I AM SOMEONE

AMINATA AIDARA

A secret haunts the members of a family scattered between France and Senegal. But one day in June, the silence is broken.

We enter what appears to be a family saga. The starting block is a reflection on family origins, and the study of the ruin of a family now dispersed. From the onset, we are privy to a family secret revealed to Estelle by her father, on her twenty-sixth birthday, in a bar in Paris: the birth of an illegitimate child back when they all lived in Dakar. It is the secret of a whole family. A secret so heavy that it has drowned under the weight of time and of the unspoken.

From there on, a quest for truth begins and different voices unfurl, chiefly the voice of the mother, Penda, who confides in a personal diary, and the voice of her daughter Estelle, opening with a two-part, third-person prologue: the start of their respective journeys from Other, to a freer and empowered I. In turn, each character untangles the threads of time, unveiling the historical injustices that map their intimate lives. We wander through the affluent areas of Dakar where dramas unfold, but never leave the front gates of the villas. We also weave our way through the suburbs of Paris, its estates and squats devoid of faith or laws. Ultimately, we learn that the secret is the family’s redemption.
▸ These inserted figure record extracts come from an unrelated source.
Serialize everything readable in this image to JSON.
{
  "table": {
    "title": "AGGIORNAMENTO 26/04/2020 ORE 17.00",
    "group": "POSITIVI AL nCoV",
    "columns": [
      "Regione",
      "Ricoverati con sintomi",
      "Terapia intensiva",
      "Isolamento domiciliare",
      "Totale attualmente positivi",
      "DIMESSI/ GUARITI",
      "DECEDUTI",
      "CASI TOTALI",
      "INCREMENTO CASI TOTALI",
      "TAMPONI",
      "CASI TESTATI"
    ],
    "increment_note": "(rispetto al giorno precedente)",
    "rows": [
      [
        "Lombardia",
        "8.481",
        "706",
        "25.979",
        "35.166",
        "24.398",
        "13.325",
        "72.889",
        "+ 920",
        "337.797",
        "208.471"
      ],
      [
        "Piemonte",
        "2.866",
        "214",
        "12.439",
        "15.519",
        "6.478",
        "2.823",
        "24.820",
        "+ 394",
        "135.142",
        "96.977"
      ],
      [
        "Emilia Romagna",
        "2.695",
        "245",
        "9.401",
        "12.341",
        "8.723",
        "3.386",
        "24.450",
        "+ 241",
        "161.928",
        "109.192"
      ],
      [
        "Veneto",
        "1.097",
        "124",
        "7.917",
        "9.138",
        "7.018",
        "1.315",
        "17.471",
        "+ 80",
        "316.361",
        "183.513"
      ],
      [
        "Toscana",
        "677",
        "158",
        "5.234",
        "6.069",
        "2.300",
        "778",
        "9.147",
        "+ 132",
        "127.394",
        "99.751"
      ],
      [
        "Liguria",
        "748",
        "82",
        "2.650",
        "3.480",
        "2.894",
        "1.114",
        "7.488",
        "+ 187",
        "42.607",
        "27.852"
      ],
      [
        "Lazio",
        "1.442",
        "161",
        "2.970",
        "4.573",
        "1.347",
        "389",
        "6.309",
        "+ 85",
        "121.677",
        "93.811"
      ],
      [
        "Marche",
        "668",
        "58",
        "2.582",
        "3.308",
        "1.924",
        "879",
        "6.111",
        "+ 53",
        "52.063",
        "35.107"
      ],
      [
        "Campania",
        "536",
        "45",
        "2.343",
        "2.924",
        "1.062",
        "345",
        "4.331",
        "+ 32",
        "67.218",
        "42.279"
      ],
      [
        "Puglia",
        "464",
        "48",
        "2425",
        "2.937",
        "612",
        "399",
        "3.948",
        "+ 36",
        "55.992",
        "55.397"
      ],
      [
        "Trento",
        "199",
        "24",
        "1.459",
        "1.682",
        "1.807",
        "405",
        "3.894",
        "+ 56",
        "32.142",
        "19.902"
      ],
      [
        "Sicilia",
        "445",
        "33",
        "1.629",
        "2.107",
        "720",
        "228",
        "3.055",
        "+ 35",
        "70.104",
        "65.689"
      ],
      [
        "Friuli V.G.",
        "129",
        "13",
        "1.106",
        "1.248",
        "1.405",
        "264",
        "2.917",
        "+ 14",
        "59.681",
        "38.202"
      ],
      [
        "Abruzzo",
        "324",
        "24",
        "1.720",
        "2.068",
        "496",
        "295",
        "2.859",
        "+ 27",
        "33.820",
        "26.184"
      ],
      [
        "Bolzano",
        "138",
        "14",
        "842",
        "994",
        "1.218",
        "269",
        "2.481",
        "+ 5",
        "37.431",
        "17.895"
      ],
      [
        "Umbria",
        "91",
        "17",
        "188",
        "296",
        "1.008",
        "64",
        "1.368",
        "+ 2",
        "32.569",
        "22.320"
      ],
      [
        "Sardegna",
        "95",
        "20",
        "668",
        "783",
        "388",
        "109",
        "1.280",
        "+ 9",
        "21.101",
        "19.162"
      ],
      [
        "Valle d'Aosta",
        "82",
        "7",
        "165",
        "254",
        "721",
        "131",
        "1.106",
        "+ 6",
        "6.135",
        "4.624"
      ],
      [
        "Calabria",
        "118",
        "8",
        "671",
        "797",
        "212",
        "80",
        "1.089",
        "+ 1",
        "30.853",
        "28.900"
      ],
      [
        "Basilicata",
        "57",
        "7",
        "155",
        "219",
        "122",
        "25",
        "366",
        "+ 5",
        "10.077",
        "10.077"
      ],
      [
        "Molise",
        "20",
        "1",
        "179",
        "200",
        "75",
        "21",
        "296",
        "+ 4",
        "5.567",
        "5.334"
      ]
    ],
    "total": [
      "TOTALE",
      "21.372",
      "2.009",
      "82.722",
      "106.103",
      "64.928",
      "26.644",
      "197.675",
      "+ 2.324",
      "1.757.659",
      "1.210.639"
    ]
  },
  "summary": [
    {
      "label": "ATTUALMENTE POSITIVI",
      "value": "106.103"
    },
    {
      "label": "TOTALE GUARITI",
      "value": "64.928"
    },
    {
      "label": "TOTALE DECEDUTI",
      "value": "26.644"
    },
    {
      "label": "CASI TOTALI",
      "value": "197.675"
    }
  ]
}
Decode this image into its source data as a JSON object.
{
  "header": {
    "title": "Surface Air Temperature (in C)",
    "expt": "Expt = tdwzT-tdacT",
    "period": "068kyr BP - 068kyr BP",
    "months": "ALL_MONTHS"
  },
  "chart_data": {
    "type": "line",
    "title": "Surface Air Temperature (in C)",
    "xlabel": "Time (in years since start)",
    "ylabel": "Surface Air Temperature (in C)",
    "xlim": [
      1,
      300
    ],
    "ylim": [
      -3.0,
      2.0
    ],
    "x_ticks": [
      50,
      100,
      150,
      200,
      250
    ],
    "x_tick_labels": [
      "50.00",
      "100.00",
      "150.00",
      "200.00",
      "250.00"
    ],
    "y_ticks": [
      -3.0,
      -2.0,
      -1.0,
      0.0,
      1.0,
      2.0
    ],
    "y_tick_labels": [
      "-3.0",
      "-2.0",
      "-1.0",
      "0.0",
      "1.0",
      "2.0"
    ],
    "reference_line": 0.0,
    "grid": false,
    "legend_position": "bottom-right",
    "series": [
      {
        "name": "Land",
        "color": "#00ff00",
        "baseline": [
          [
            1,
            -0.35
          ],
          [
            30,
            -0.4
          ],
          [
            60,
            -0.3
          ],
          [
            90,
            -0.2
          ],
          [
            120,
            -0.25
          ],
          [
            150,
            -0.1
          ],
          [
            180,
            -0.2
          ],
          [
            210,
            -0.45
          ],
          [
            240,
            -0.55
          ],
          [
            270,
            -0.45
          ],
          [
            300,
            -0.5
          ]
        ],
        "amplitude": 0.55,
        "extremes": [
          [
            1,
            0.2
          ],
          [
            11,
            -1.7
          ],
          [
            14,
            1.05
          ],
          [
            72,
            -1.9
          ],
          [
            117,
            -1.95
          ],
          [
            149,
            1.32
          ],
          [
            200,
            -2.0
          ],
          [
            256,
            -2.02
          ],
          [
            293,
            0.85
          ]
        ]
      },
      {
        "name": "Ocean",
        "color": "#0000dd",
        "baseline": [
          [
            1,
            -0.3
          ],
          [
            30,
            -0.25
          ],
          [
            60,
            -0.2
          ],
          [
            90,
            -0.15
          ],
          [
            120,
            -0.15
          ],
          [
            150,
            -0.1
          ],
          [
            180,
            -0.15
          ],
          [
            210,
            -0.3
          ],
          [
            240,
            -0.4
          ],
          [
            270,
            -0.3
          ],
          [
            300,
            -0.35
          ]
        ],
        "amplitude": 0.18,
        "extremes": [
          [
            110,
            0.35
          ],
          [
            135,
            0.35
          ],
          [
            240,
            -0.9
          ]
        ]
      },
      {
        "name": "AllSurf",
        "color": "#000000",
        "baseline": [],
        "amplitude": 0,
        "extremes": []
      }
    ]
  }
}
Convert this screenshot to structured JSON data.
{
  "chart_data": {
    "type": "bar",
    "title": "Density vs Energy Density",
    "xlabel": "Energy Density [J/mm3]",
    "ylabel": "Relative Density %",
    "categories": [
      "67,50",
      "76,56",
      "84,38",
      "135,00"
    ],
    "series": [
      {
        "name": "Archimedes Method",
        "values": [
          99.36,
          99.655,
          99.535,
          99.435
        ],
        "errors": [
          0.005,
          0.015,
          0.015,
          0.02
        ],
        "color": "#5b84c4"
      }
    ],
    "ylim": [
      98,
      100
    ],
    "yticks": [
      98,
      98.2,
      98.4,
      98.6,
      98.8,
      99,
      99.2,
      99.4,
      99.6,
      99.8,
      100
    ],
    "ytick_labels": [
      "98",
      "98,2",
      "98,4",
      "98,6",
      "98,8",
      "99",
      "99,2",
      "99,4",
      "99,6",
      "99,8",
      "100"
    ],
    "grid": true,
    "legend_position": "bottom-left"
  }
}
Published in France: Gallimard, 2018

Aminata Aidara (1984) is an author of Italian and Senegalese origins. She grew up in Italy and now lives in Paris. She studied French literature at the University of Turin and at the Sorbonne in Paris. Her thesis (2016) focused on the writings of young French people with an immigrant background, viewed through literary anthropology. As a result of this, she set up a literary project, Exister à bout de plume, which further led to a literary competition and publishing writings by young people with an immigrant background. Since 2009, she has published short stories written in either French or Italian, and in 2014 won the prize Premio Chiara inedita 2014 for La ragazza dal cuore di carta [The Girl with the Paper Heart]. She works for the magazine Africulture, writing literary critiques and conducting interviews. She often appears on TV5Monde to present her work. Je suis quelqu’un (Gallimard, 2018) is her debut novel, and she is currently working on a sequel. www.aminataaidara.com

For rights information, contact Anne-Solange Noble at Gallimard: Anne-Solange.Noble@gallimard.fr

  • “A beautiful and sensitive story written in a poetic language… an engaged young writer. When reading Je suis quelqu’un we do notice that [the author does not] just talk about this family but that, through it, [she] talk[s] about the history of Senegal, its colonial past, and the domination still practised by former colonial countries on the African Continent.”

    Guillaume Richez, Les imposteurs

  • “The originality of this novel also rests in its fragmented structure. The author has chosen a polyphonic narrative where voices and points of views come together to tell about the world… this plurality of voices makes the anaphora of identity, chanting the narrative, echo with renewed force starting with the title… Aminata Aidara is ‘someone’ whose name we should remember.”

    Tirthankar Chanda,  RFI Afrique

  • “In Senegal, in France, wherever they live, the protagonists in Je suis quelqu’un are looking for roots – and find themselves. A beautiful first novel…[It] is not just a puzzling tale, and even less a family saga. The secret is just a way to set in motion a reflexion on dual identity and the multiple quests which we inherit: looking for origins, a place to return to, a way of living with history’s injustices and silences.”

    Gladys Marivat, Le Monde Livres

  • “Aidara calls upon great post-colonial thinkers to back the existentialist questions of her polyphonic novel…Searching for the Self, stumbling, finding the Self. Maybe. Finally. In Je suis quelqu’un, Aminata Aidara’s beautiful first novel…, the reader is transported to the heart of the internal journey, the quest for a Self and truths, from various members of a Senegalese family settled in France. It all starts with a family secret each member carries, sometimes without even knowing it…Hybridity, dual identity, Africanisation, uprooting… Je suis quelqu’un is skilfully militant without ever being Manichean.”

    Assiya Hamza, France 24

  • “Estelle’s disarray faced with her troubled family, faced with her own existential suffering, is expressed through cathartic deliriums which make up the most beautiful pages of this poetic novel: quasi-Rimbaudian. Estelle’s monologues are read like pieces of urban poetry tempoed by the chorus ‘I am someone’… A poet is born!”

    Tirthankar Chanda, RFI (Radio France internationale)

  • “Through fiction, [Aidara] immerses us in both pleasure and reflection: expanded by knowledge without lesson…The young novelist offers, without writing an essay about it, wise, open-ended reflections… And this is reason enough for this novel to be read.”